We Arrived At Katosa's Village On The 15th October, And Found About
Thirty Young Men And Boys In Slave-Sticks.
They had been bought by
other agents of the Arab slavers, still on the east side of the
Shire.
They were resting in the village, and their owners soon
removed them. The weight of the goree seemed very annoying when they
tried to sleep. This taming instrument is kept on, until the party
has crossed several rivers and all hope of escape has vanished from
the captive's mind.
On explaining to Katosa the injury he was doing in selling his people
as slaves, he assured us that those whom we had seen belonged to the
Arabs, and added that he had far too few people already.
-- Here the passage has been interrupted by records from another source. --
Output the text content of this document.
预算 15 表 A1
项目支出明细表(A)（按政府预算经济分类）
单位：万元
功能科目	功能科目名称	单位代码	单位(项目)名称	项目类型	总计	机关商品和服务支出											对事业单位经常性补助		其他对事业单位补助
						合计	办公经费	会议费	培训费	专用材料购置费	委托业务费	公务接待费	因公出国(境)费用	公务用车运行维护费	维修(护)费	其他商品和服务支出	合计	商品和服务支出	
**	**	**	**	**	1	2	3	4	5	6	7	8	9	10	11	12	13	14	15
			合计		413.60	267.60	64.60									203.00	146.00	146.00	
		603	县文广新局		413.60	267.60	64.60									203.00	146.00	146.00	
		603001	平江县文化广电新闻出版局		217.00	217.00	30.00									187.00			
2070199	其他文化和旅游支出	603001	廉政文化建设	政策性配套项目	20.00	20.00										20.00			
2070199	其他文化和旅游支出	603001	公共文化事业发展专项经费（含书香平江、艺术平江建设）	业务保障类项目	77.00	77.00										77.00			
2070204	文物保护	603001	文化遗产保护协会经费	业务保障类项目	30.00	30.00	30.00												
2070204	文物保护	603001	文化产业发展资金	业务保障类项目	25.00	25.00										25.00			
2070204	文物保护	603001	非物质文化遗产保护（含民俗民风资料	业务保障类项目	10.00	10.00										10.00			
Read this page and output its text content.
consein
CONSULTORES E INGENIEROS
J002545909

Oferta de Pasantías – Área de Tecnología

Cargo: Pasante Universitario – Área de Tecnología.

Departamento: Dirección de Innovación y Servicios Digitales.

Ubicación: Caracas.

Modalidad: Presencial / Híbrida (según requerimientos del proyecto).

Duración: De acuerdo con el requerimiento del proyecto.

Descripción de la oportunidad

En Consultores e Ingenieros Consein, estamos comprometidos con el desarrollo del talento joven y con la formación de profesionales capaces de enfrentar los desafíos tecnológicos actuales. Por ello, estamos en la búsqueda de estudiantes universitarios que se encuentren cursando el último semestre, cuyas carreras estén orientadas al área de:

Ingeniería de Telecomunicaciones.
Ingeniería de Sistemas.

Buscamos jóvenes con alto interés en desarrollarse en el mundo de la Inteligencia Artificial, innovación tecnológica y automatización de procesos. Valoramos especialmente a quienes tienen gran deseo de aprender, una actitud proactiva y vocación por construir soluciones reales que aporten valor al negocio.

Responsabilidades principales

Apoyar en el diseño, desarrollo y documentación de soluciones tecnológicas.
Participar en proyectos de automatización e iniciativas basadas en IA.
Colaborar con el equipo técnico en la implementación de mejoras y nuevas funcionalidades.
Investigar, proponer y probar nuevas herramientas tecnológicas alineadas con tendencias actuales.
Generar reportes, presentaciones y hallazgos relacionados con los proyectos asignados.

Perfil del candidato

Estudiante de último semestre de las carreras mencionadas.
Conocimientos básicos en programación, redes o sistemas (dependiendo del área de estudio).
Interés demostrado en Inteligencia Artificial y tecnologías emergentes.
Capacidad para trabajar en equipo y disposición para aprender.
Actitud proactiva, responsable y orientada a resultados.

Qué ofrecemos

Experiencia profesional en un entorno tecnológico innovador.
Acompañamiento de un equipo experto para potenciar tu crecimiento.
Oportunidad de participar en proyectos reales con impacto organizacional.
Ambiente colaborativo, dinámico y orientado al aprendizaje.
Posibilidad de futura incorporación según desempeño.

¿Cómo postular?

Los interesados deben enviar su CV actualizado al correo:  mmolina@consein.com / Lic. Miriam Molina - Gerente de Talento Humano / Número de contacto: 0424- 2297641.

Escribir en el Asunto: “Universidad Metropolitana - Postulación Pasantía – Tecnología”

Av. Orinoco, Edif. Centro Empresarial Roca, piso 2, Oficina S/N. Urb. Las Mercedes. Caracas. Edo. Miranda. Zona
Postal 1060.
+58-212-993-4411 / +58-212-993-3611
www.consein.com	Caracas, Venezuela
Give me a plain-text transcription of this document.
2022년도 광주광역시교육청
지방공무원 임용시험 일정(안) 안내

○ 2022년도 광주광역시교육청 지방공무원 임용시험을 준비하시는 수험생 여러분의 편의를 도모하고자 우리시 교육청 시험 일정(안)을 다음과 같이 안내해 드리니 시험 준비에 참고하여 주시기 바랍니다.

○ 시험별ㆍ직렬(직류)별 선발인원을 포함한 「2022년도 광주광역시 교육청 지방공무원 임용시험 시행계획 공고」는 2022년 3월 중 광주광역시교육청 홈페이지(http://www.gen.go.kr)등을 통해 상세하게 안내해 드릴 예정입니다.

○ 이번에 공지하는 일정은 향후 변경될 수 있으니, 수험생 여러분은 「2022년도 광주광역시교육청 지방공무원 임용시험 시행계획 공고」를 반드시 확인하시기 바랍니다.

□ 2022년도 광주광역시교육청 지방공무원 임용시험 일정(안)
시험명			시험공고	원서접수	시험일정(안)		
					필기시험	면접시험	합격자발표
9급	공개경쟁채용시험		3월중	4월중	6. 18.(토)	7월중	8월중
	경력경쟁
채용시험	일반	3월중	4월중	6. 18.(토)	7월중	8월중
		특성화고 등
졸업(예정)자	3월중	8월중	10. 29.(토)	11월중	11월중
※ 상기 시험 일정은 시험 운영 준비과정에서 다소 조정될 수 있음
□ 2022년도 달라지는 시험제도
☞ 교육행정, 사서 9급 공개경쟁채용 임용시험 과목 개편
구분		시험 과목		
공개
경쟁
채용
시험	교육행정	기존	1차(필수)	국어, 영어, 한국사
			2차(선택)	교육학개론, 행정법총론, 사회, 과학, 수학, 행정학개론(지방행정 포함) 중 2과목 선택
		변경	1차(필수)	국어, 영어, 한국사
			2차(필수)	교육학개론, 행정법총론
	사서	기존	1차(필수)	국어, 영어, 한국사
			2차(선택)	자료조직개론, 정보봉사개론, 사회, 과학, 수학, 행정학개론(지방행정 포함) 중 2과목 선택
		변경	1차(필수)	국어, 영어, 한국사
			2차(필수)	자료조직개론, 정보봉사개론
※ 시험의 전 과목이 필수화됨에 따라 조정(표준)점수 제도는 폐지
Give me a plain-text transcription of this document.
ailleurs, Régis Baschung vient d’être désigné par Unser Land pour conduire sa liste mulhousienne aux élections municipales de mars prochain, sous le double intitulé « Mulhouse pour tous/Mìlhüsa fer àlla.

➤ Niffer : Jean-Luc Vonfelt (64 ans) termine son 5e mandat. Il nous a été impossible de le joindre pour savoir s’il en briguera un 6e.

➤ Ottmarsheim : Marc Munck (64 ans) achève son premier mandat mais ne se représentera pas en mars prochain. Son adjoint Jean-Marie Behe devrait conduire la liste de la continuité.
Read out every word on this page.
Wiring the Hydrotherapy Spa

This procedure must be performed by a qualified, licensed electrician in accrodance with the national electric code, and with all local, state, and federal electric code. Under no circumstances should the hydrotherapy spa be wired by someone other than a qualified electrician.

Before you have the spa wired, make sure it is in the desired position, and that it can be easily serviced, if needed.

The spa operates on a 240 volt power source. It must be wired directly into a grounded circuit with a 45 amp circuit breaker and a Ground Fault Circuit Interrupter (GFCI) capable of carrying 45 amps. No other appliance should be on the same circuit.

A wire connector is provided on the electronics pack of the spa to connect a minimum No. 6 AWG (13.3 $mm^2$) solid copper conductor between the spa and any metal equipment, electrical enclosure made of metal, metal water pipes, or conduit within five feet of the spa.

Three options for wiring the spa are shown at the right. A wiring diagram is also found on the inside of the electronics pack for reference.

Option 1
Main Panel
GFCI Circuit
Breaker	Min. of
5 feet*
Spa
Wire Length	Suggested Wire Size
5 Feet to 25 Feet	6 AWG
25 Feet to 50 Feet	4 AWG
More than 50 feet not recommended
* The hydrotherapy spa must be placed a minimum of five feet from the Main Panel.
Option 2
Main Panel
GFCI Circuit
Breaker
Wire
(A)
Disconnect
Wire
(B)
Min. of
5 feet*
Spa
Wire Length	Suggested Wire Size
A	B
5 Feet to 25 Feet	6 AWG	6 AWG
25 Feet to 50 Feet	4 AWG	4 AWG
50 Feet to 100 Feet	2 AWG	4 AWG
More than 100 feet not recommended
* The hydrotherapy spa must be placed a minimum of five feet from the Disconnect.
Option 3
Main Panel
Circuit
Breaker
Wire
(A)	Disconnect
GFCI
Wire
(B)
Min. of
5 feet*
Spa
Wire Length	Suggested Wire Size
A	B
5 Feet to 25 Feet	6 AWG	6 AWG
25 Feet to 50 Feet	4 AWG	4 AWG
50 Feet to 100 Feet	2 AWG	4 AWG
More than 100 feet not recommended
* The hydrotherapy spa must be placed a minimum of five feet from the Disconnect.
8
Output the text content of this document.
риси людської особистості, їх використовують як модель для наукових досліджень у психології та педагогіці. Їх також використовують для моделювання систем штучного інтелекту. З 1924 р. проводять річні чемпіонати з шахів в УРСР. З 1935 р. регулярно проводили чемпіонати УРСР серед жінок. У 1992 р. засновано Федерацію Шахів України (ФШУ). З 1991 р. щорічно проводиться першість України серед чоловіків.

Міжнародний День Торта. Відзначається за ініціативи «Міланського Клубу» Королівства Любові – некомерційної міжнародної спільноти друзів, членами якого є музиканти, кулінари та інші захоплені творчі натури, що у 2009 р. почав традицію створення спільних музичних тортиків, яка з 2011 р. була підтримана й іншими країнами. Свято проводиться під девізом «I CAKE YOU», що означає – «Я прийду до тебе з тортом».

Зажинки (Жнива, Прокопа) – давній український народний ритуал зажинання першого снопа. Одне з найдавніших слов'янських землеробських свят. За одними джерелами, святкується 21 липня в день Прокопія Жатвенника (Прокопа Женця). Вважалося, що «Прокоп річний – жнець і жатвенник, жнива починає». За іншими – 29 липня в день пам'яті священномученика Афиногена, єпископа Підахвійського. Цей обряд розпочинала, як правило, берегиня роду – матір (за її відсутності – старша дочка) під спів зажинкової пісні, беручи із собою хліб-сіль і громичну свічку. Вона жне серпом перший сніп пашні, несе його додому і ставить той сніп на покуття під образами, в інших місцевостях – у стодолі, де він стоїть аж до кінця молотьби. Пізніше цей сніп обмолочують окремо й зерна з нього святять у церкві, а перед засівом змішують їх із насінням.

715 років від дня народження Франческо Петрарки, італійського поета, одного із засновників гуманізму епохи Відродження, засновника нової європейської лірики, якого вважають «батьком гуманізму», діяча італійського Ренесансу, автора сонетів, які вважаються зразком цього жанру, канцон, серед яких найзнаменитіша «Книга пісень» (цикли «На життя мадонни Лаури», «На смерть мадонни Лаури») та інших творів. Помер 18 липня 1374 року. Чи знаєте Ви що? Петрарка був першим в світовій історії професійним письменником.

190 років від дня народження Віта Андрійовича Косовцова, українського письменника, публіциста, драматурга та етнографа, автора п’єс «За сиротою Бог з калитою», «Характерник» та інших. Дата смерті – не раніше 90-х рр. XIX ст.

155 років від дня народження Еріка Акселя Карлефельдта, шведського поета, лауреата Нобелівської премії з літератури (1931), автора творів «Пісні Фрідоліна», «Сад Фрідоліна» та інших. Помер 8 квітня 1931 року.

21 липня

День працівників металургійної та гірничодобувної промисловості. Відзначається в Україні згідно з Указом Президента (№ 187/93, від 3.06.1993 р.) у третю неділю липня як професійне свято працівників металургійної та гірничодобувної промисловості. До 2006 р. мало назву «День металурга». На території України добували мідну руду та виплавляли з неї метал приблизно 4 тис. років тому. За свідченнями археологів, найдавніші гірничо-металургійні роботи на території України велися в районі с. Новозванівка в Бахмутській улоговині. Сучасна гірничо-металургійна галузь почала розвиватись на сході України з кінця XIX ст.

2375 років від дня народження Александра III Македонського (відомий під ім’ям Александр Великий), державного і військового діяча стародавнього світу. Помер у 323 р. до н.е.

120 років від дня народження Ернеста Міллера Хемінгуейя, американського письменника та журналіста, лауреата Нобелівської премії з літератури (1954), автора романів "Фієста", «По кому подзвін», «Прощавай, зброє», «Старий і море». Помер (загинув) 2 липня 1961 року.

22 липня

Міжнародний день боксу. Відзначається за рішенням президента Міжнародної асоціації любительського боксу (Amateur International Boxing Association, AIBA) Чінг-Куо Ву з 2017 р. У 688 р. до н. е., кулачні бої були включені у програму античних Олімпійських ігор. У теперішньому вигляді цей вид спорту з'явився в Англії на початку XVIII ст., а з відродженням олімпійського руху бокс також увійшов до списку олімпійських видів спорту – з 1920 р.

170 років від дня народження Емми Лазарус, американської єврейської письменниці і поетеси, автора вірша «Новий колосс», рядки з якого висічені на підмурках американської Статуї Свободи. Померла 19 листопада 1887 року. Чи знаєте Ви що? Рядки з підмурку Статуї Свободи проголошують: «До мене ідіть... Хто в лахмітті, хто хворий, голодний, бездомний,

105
He said he
had been living in peace at the lakelet Pamalombe; that the Ajawa, or
Machinga, under Kainka and Karamba, and a body of Babisa, under
Maonga, had induced him to ferry them over the Shire; that they had
lived for a considerable time at his expense, and at last stole his
sheep, which induced him to make his escape to the place where he now
dwelt, and in this flight he had lost many of his people. His
account of the usual conduct of the Ajawa quite agrees with what
these people have narrated themselves, and gives but a low idea of
their moral tone. They have repeatedly broken all the laws of
hospitality by living for months on the bounty of the Manganja, and
then, by a sudden uprising, overcoming their hosts, and killing or
chasing them out of their inheritances.